The objective of this study was to describe recent trends in the management of mild-to-moderate gallstone pancreatitis and assess patient outcomes. Acute gallstone pancreatitis has traditionally been ...managed with open cholecystectomy and intraoperative cholangiography during the initial hospitalization. The popularization of endoscopic retrograde cholangiopancreatography (ERCP) and laparoscopic cholecystectomy has made a reassessment necessary. Two consecutive time periods were retrospectively analyzed: prior to laparoscopic cholecystectomy (prelaparoscopic era PLE) and after the diffusion of laparoscopic cholecystectomy (laparoscopic cholectomy era LCE). There were 35 patients in the PLE group and 58 in the LCE group. LCE patients waited 37.1 ± 63 days from admission until cholecystectomy, compared to 9.8 ± 14.8 days in the PLE group (
P = 0.04). Biliary-pancreatic complications occurred in 24% of LCE patients and only 6% of PLE patients (
P = 0.05),nearly always while they were awaiting cholecystectomy (
P = 0.009).

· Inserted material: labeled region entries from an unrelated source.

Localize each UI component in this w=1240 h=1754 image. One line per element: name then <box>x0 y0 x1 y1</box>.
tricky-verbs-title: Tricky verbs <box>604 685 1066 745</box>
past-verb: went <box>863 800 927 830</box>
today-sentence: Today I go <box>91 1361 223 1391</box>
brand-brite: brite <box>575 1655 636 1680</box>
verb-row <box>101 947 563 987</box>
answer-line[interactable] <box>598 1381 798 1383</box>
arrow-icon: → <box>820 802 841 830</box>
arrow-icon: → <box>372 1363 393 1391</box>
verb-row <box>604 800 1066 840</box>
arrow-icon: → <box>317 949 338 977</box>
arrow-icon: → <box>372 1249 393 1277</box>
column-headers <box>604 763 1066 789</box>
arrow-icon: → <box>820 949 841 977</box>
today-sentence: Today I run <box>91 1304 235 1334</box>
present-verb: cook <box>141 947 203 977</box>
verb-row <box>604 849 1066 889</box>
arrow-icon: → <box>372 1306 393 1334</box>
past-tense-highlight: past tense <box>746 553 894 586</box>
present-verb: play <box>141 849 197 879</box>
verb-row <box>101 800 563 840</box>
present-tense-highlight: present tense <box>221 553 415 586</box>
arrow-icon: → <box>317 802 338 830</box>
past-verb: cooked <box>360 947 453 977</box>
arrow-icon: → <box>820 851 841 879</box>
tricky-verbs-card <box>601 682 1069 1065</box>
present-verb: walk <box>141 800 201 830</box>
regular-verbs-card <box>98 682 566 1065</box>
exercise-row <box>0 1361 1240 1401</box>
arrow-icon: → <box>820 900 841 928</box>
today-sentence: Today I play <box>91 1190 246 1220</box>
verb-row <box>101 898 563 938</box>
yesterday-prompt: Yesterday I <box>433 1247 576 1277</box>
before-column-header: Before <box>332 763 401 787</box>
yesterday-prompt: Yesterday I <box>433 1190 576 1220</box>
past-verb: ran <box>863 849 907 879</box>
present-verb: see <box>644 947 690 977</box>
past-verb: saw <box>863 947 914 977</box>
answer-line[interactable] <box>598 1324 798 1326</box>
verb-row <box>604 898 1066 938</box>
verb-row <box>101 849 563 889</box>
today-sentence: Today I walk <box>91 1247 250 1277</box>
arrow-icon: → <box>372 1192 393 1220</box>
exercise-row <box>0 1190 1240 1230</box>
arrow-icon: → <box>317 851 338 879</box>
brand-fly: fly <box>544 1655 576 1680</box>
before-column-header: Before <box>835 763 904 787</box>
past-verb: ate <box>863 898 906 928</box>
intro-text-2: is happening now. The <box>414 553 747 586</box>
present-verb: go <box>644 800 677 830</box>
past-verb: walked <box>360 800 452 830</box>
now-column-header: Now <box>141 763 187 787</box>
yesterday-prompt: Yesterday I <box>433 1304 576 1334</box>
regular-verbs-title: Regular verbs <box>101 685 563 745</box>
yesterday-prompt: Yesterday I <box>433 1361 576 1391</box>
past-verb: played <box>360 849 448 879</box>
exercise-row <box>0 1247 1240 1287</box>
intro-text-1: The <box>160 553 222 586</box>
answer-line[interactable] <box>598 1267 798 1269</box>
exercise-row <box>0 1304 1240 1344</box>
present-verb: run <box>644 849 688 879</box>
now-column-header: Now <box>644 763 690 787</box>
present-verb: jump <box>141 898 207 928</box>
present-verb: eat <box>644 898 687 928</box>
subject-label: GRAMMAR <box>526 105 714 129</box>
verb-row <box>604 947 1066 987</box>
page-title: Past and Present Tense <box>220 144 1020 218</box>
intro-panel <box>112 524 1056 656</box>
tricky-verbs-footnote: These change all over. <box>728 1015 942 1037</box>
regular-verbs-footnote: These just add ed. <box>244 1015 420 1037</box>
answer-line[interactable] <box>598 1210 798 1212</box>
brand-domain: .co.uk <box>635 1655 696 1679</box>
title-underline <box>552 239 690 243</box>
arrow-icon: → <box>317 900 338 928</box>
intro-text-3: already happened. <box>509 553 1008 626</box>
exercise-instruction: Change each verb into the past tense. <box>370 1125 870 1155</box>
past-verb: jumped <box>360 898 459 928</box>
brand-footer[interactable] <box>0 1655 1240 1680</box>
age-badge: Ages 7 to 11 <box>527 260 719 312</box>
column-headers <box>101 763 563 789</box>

Patients in either time period who underwent cholecystectomy with intraoperative cholangiography developed less pancreatic-biliary complications than those who underwent ERCP prior to cholecystectomy, with or without sphincterotomy. Delaying the interval from pancreatitis to laparoscopic cholecystectomy beyond historical values is associated with a greater risk of recurrent biliary-pancreatic complications, which are not prevented by the use of ERCP. Early cholecystectomy with intraoperative ductal evaluation is still the approach of choice.